MMP-9 has been shown to play important role in BBB damage (Jin et al., 2013, 2015; Cai et al., 2015) and melatonin has been shown to bind to MMP-9 to act as its endogenous inhibitor. Melatonin treatment provided protection against traumatic brain injury (TBI)-induced BBB hyperpermeability via MMP-9 inhibition (Alluri et al., 2016), indicating its potential as a therapeutic agent for BBB damage.

SIRT1 was reported to be beneficial in sepsis. Using EX527, a SIRT1 inhibitor, the authors figured out that melatonin alleviated BBB damage in mice which subjected to cecal ligation and puncture via SIRT1 to inhibit inflammation, apoptosis and oxidative stress (Zhao et al., 2015).

Aging and sepsis triggered NLRP3 inflammasome activation (Volt et al., 2016), which has been shown to be involved in the innate immune response during inflammation (Rahim et al., 2017). Furthermore, NLRP3 inflammasome activation was showed to be associated with the upregulation of apoptotic signaling pathway in various inflammatory diseases (Volt et al., 2016) and melatonin attenuated subarachnoid hemorrhage-induced BBB damage via attenuating the expressions of NLRP3 (Dong et al., 2016).

Although acute toxicity of melatonin is extremely low in both animal and human studies, melatonin may still cause minor adverse effects, such as headache, insomnia and nightmares (Malhotra et al., 2004). Based on previous studies, melatonin could be used as a daily supplement to delay or prevent changes associated with age. However, long-term side effect of melatonin has to be tested, because melatonin has been used as a contraceptive for women which could have reproduction alterations by consumption of melatonin (Voordouw et al., 1992). In addition, there was a decrease in sperm motility in male rats (Gwayi and Bernard, 2002), and long-term administration of melatonin inhibited testicular aromatase levels (Luboshitzky et al., 2002). It does not matter to provide old people with daily melatonin to prevent neurological diseases even if these two side effects may happen as they would not have reproduction anymore. Other side effects should be considered, for example, melatonin may accelerate the development of autoimmune conditions (Mattsson et al., 1994), increase atherosclerosis in the aorta in hypercholesterolemic rats (Tailleux et al., 2002) and produce opposite effects in cancer treatment with poorly timed administration (Bartsch and Bartsch, 1981).

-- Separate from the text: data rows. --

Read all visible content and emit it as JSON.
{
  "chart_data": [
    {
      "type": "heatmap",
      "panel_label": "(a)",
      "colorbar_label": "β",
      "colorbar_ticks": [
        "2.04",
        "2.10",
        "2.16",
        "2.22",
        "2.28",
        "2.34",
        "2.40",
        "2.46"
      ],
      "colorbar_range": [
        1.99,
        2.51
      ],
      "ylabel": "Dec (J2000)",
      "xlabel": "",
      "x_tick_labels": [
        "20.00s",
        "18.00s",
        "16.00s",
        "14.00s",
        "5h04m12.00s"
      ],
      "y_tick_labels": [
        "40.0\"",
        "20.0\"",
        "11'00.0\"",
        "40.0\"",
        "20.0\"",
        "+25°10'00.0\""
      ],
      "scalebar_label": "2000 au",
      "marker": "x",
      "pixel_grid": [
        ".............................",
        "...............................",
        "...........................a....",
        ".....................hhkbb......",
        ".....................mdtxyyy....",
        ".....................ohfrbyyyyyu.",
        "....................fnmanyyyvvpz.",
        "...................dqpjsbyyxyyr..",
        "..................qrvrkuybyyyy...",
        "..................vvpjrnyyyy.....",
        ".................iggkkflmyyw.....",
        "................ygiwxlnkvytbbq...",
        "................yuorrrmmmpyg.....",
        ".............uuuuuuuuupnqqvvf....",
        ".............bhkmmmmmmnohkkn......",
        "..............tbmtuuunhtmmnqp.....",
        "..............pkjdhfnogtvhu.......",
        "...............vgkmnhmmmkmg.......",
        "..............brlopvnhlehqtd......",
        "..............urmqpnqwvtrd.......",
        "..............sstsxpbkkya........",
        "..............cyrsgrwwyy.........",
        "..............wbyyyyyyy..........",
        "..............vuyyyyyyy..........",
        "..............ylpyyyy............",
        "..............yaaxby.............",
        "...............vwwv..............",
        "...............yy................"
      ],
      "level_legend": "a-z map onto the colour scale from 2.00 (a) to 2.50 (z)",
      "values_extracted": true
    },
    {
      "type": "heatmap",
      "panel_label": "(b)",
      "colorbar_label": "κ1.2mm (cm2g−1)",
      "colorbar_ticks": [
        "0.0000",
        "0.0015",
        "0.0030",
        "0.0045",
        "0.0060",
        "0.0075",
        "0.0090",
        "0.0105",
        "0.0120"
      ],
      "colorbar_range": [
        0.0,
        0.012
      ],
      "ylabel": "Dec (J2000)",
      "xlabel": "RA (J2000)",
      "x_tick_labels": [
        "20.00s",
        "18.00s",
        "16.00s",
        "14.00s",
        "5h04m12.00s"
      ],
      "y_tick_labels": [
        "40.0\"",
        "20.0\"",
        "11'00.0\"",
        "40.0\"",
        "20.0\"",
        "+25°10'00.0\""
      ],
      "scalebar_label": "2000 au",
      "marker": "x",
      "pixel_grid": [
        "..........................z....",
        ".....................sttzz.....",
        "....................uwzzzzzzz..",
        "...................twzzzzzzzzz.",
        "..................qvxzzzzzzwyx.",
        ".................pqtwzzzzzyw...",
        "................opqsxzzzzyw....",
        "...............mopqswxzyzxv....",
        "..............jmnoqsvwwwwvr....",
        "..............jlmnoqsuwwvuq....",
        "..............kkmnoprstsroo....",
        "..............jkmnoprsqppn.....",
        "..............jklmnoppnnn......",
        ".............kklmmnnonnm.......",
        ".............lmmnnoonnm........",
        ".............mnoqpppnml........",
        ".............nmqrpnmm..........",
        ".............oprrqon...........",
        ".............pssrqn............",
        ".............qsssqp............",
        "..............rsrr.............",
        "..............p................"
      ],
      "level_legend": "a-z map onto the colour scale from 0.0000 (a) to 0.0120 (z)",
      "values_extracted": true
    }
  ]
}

In conclusion, decreased melatonin levels may account for the BBB damage in old people who often face the common stress of sepsis and neuroinflammation. Melation supplementation treatment significantly inhibits such events. Therefore, continuous daily melatonin supplementation may help prevent sepsis and neuroinflammation-related neurological diseases through maintaining the integrity of BBB in old people. Since melatonin has low toxicity profile and high efficacy in many pathophysiological states, it should be more commonly tested/used in the medical and veterinary arenas. Further studies are needed to verify the important significance of daily melatonin supplementation in old people.